The Princeton Township Committee endorsed a set of short-term solutions put forth by an ad hoc group organized to address parking woes at Princeton High School. The solutions would create about 115 spaces if implemented.

They include reserving parking along Walnut Lane and Franklin Avenue solely for student use on school days during school hours. According to the parking committee's report, that measure would free up about 90 spaces for students. Another proposal recommended that there be a temporary gravel lot created on the Westminster Choir College campus for shared use, but even parking committee members conceded that solution was unlikely to occur.

Another recommendation put forth was to widen a Borough portion of Walnut Lane to create an additional 30 spaces. The report added that the proposal would only be effective if all current construction workers park in gravel lots, and all students and faculty park only in designated areas. The proposal also includes a proposed permit system for students and faculty.

The ideas presented before Committee are intended to create student and faculty parking, preserve the High School green, and improve the overall quality of life throughout the school neighborhood, according to parking committee member Rachel Howard.

Any costs in the ad hoc committee's plan would be equally split between the Borough, Township, and Princeton Regional School Board.

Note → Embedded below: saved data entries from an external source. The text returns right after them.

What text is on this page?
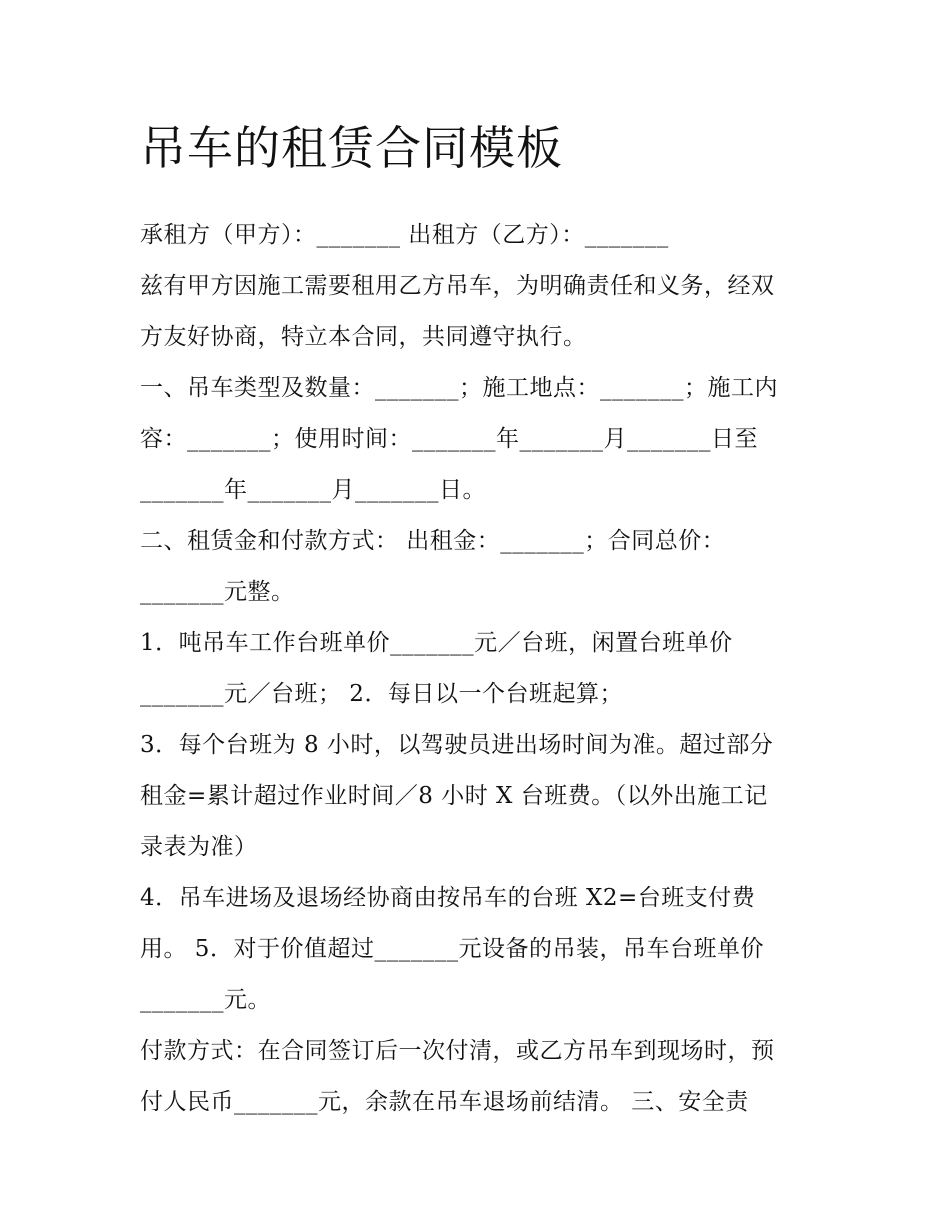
吊车的租赁合同模板
承租方（甲方）：_______ 出租方（乙方）：_______
兹有甲方因施工需要租用乙方吊车，为明确责任和义务，经双
方友好协商，特立本合同，共同遵守执行。
一、吊车类型及数量：_______；施工地点：_______；施工内
容：_______；使用时间：_______年_______月_______日至
_______年_______月_______日。
二、租赁金和付款方式： 出租金：_______；合同总价：
_______元整。
1．吨吊车工作台班单价_______元／台班，闲置台班单价
_______元／台班； 2．每日以一个台班起算；
3．每个台班为 8 小时，以驾驶员进出场时间为准。超过部分
租金=累计超过作业时间／8 小时 X 台班费。（以外出施工记
录表为准）
4．吊车进场及退场经协商由按吊车的台班 X2=台班支付费
用。 5．对于价值超过_______元设备的吊装，吊车台班单价
_______元。
付款方式：在合同签订后一次付清，或乙方吊车到现场时，预
付人民币_______元，余款在吊车退场前结清。 三、安全责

School Board president Anne Burns said that a "zero-dollar solution" is being sought to address the problem. She added that while some of the proposed solutions are more realistic than others, the Walnut Lane plan for 90 spaces is "very, very doable."

However, Township Mayor Phyllis Marchand said that she thought the monitoring of student parking on Walnut and Franklin should be done by the schools if a permit system is established for school-hours parking.

"It is a tremendous burden on the Police Department to be checking these permits," she said.

The mayor did say that widening Walnut Lane was in the realm of possibility, but Committee member Casey Hegener, who is the Township liaison to the Traffic Safety Committee, said that widening that roadway would be a secondary measure only if the preliminary proposals did not ultimately pan out.

Another issue raised by the Township was how the ad hoc group could "culturally" change the mindset of new drivers. Ms. Hegener said there is a need to arrive at a "critical mass of cultural change" within the student population.

But the School Board's Ms. Burns questioned whether that strategy would work saying that new drivers will drive regardless of the length of the commute.

Another concern addressed by parking committee member and school neighborhood resident, Phyllis Teitelbaum, was that students would end up parking in non-designated areas even if a permit system were implemented.

The ad hoc committee's report estimates that approximately 90 to 145 high school students drive to school daily. The number of tickets issued on roads near the school has skyrocketed to 3,426 in March, up from 1,549 handed out in December.

Parking woes at the school worsened in October with the onset of construction and renovation projects at the school.